Will Moore’s Law finally end? We thought that was happening, then the industry started shifting to a completely different CPU architecture. ARM chips on the desktop and in the data center are growing rapidly. Offloading software development to the cloud will improve efficiency. Centralization is good for taking advantage of economies of scale, but moving workloads closer to users will also have benefits. Processing data on a single CPU might be reaching the end of the innovation cycle, but we’ve only just started to rearchitect and split workloads to specialist environments. Can you predict how that is going to play out?

This presents a challenge for those working on large infrastructure projects, particularly energy systems that have lead times measured in years, such as building new power plants or constructing transmission lines. Organizations like National Grid produce Future Energy Scenarios to help them plan how the energy grid will need to change over the coming years. Building out too much capacity means wasted resources, but failing to deal with unexpected demand might be worse – delayed projects, brownouts, or system failures.

There is no easy answer, so I try to remain skeptical of predictions.
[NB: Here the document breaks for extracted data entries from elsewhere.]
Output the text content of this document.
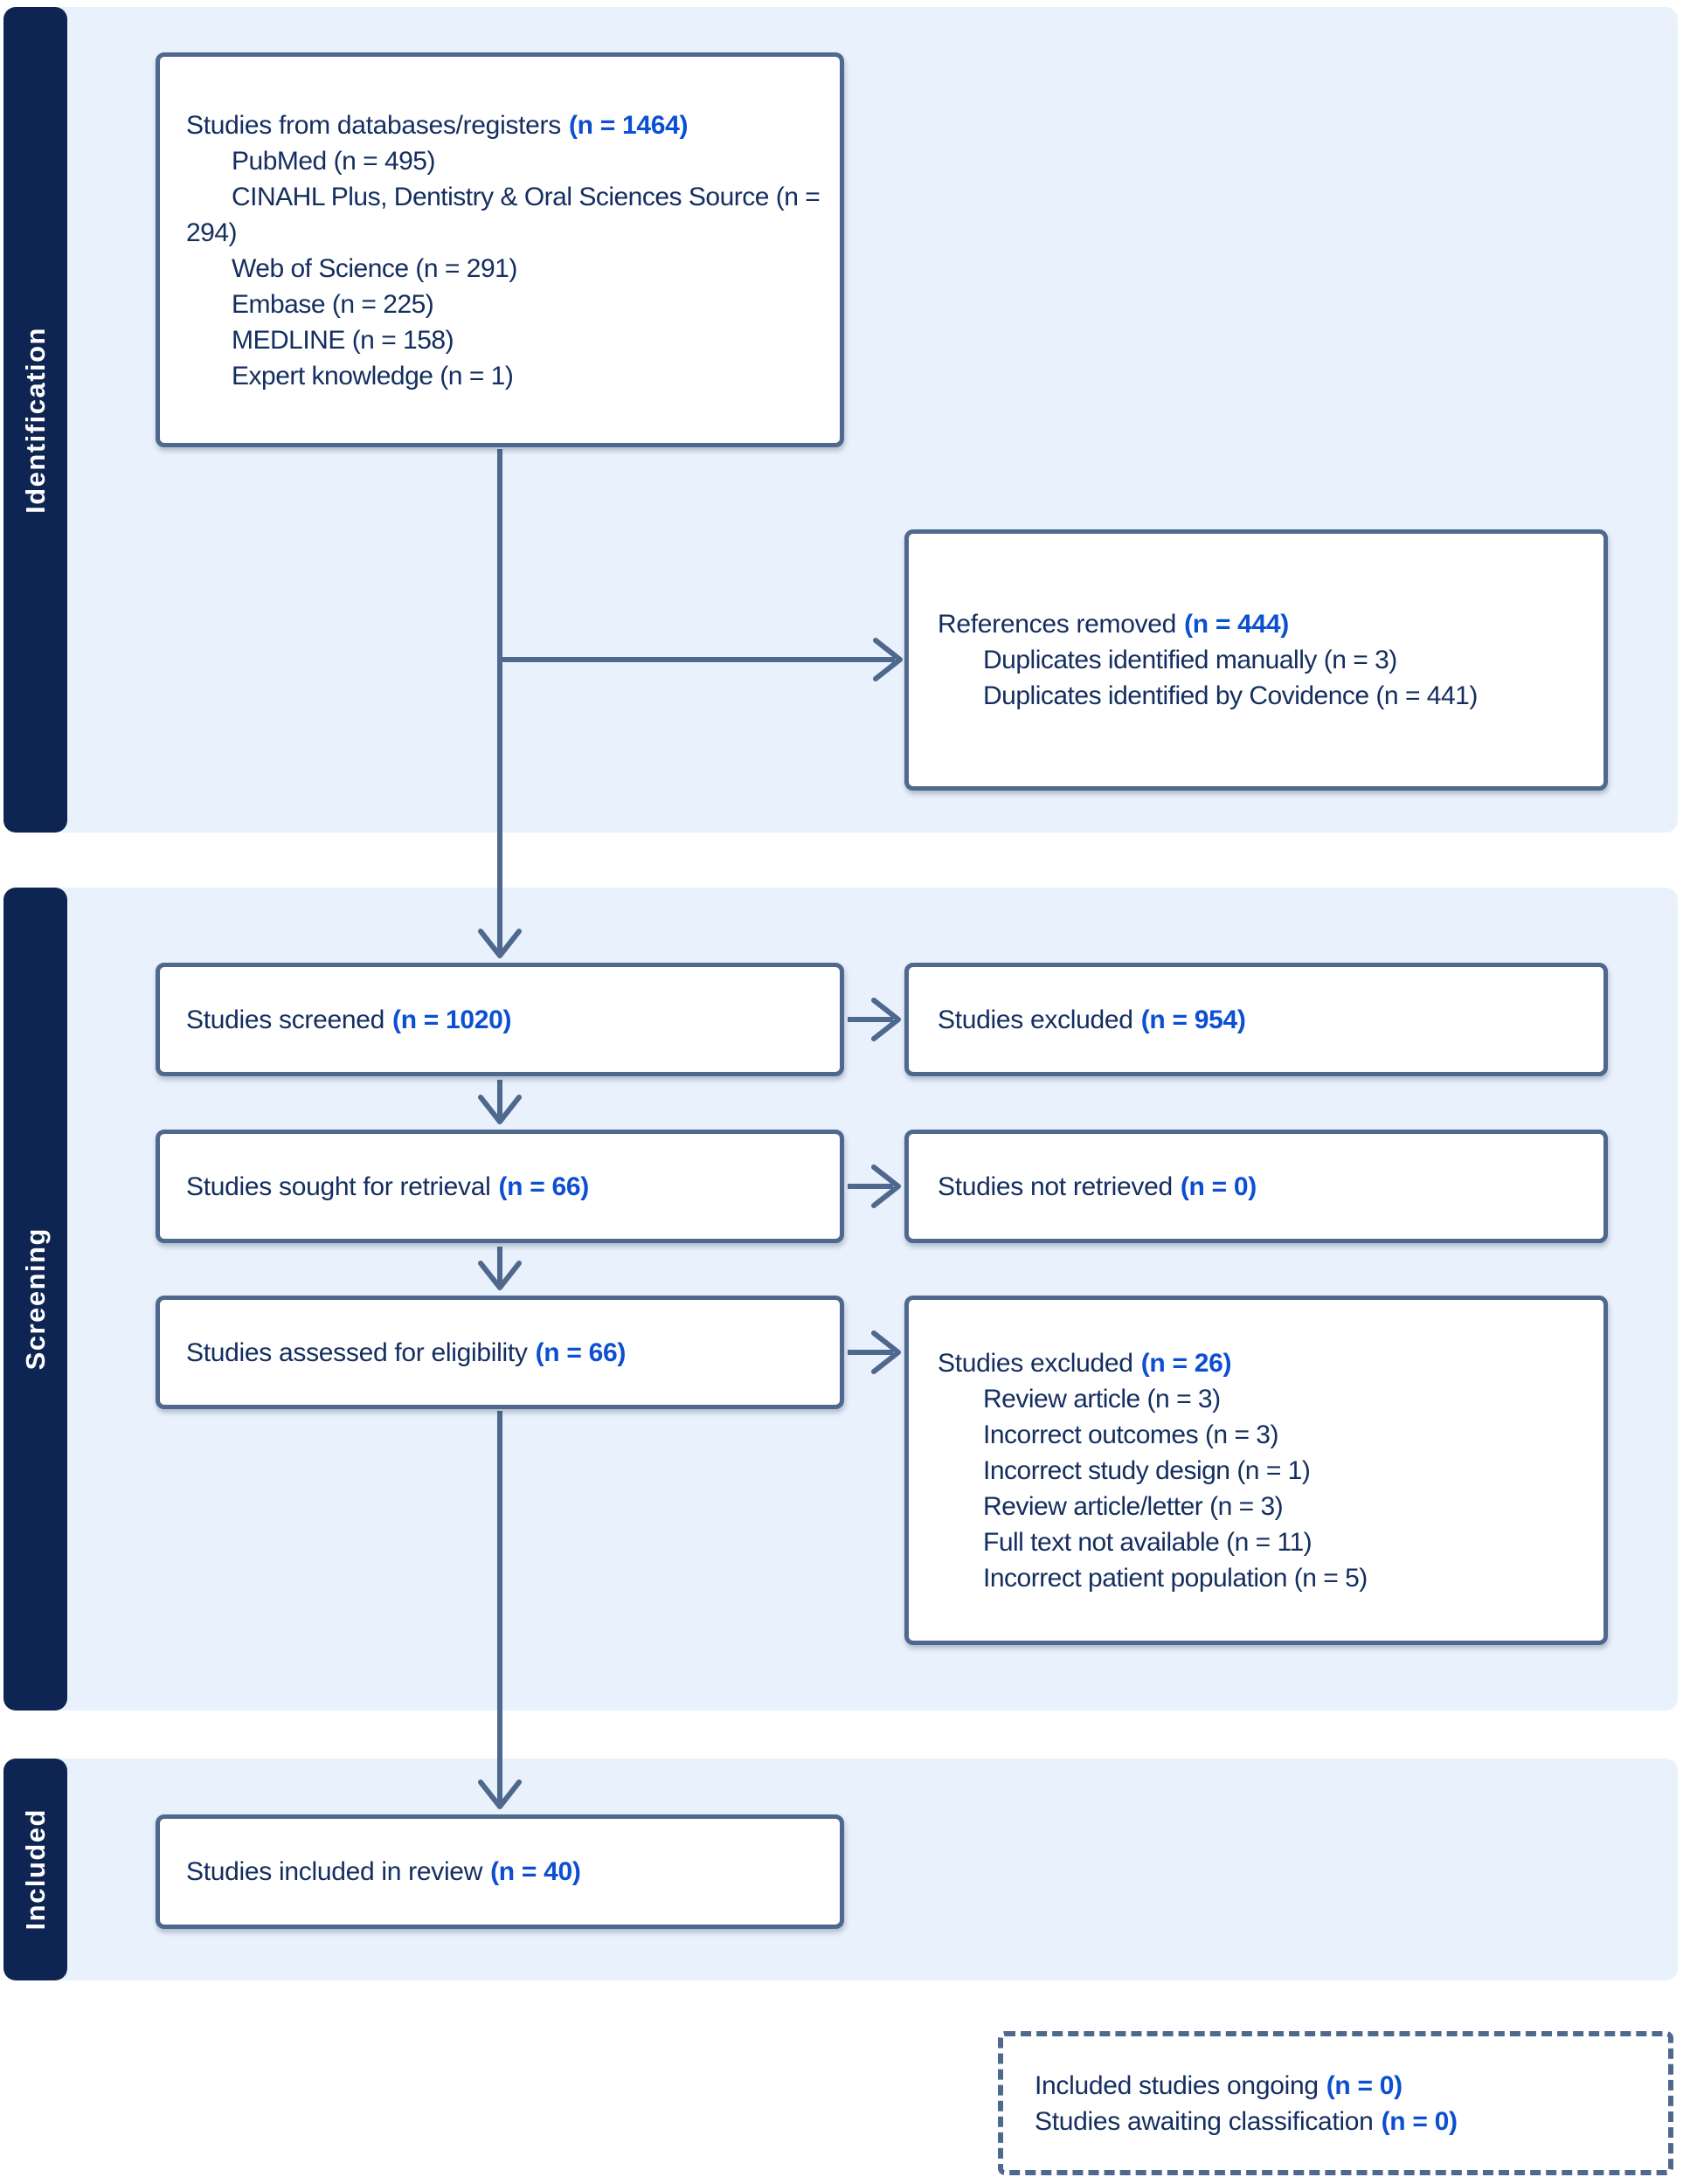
Identification
Screening
Included
Studies from databases/registers (n = 1464)
PubMed (n = 495)
CINAHL Plus, Dentistry & Oral Sciences Source (n = 294)
Web of Science (n = 291)
Embase (n = 225)
MEDLINE (n = 158)
Expert knowledge (n = 1)
References removed (n = 444)
Duplicates identified manually (n = 3)
Duplicates identified by Covidence (n = 441)
Studies screened (n = 1020)	Studies excluded (n = 954)
Studies sought for retrieval (n = 66)	Studies not retrieved (n = 0)
Studies assessed for eligibility (n = 66)	Studies excluded (n = 26)
Review article (n = 3)
Incorrect outcomes (n = 3)
Incorrect study design (n = 1)
Review article/letter (n = 3)
Full text not available (n = 11)
Incorrect patient population (n = 5)
Studies included in review (n = 40)
Included studies ongoing (n = 0)
Studies awaiting classification (n = 0)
When I see a new estimate, I first think about whether the prediction fits the general direction I was expecting. Ranges are helpful because an exact number is rarely needed, so long as it is within a reasonable range. Anything that is an order of magnitude different from where we are today, or is going in a completely different direction than expected, is where I dig into the details.

The near future (a few years) tends to be quite similar to today. The far future tends to be very different, so is impossible (and pointless) to predict. It’s the mid-range that causes all the problems.